Абоянцев встрепенулся. Сакраментальная формулировка «что такое дать этим…» подействовала на него как сигнал боевой тревоги — глобальные проекты росли по всем уголкам Колизея, как шампиньоны после дождя, и начисто вышибали его обитателей из рабочего состояния.
— Доброе утро! — зычно проговорил он, стараясь придать своему голосу побольше бодрости и свешивая за перила лопатку бороды. — Позвольте, а Бессловесный где?
Это было уже слишком — громадный сенегалец, как таитянская статуя, возвышался над компактным Сэром Найджелом, специализированным суперпрограммным роботом, использовать которого в кухонных целях было просто безграмотно. С титанирового темечка этого уникального кибернетического индивидуума стекал яичный желток.
— Васька? Да вон, выгон овечий холит, — с неизменной улыбкой отозвалась Макася. — Приспичило ему спозаранку.
Меткаф вместо приветствия выудил из решета очередное яйцо и протянул его Абоянцеву. Размеры яйца были поистине устрашающими.
— Индюк? — коротко спросил Абоянцев.
— Бентамка. Овцы, поросенок — все в норме, — пробасил Меткаф, — и те, что на здешних кормах, и те, что на концентратах. А вот птичье племя разносит, как на дрожжах. Может, оттого в Та-Кемте и нет крылатого царства?
Та-Кемт, несмотря на подходящую плотность атмосферы, действительно был бескрылым миром. Птиц здесь не водилось, насекомые — бабочки, стрекозы, пчелы — в лучшем случае совершали спазматические скачки, и то не выше человеческого роста. Это было одной из загадок эволюции. А люди-то надеялись на акклиматизацию здесь земных пернатых…
— Какой вес? — спросил Абоянцев, протягивая влажно поблескивающее на утреннем солнце яйцо Сэру Найджелу.
— Двести четыре целых, шестьдесят три сотых грамма, мэм, — отвечал робот, едва касаясь предложенного объекта кончиками титанировых пальцев, — несмотря на свою универсальность, он не способен был определить пол собеседника.

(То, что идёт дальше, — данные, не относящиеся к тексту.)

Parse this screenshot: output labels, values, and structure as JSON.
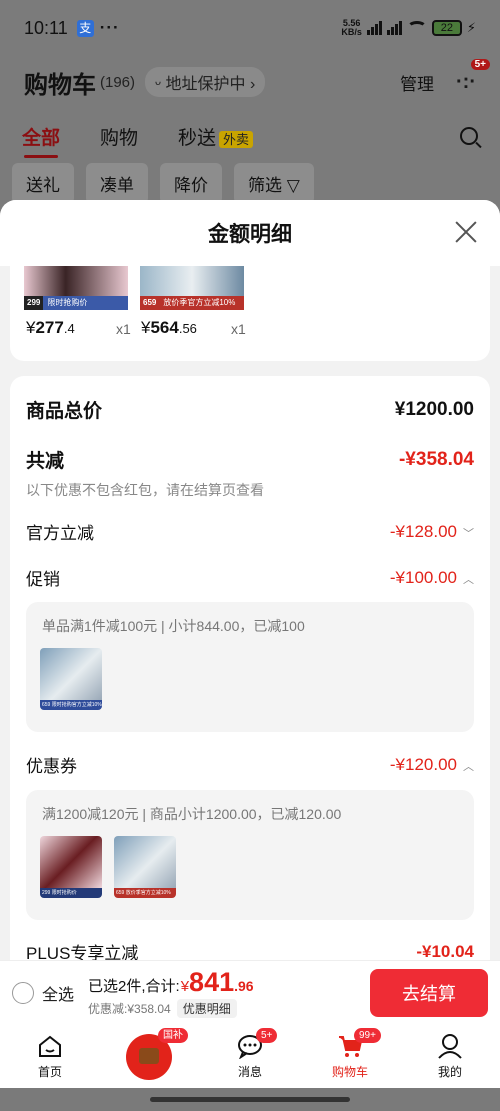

— М-да, — только и сказал Абоянцев. — М-да…
И даже чуткая Макася не уловила, что это должно было означать: «Мне бы сейчас ваши заботы…»
Он пошел прямо через кухню, потрескивающую вчерашними еловыми ветками, к дверце в колодец — лишь бы ни с кем больше не встречаться. Если и был у него за всю экспедицию тягостный день, так это сегодняшний. Проходя во внутренние отсеки, услышал сверху, со второго этажа, сонное бормотание Гамалея: «И в пасхальную ночь, под звон колоколов, провалился этот город со всеми жителями под землю — бом!.. бом!… бом!.. (на мотив „Вечернего звона“, естественно), — и поросло то место…»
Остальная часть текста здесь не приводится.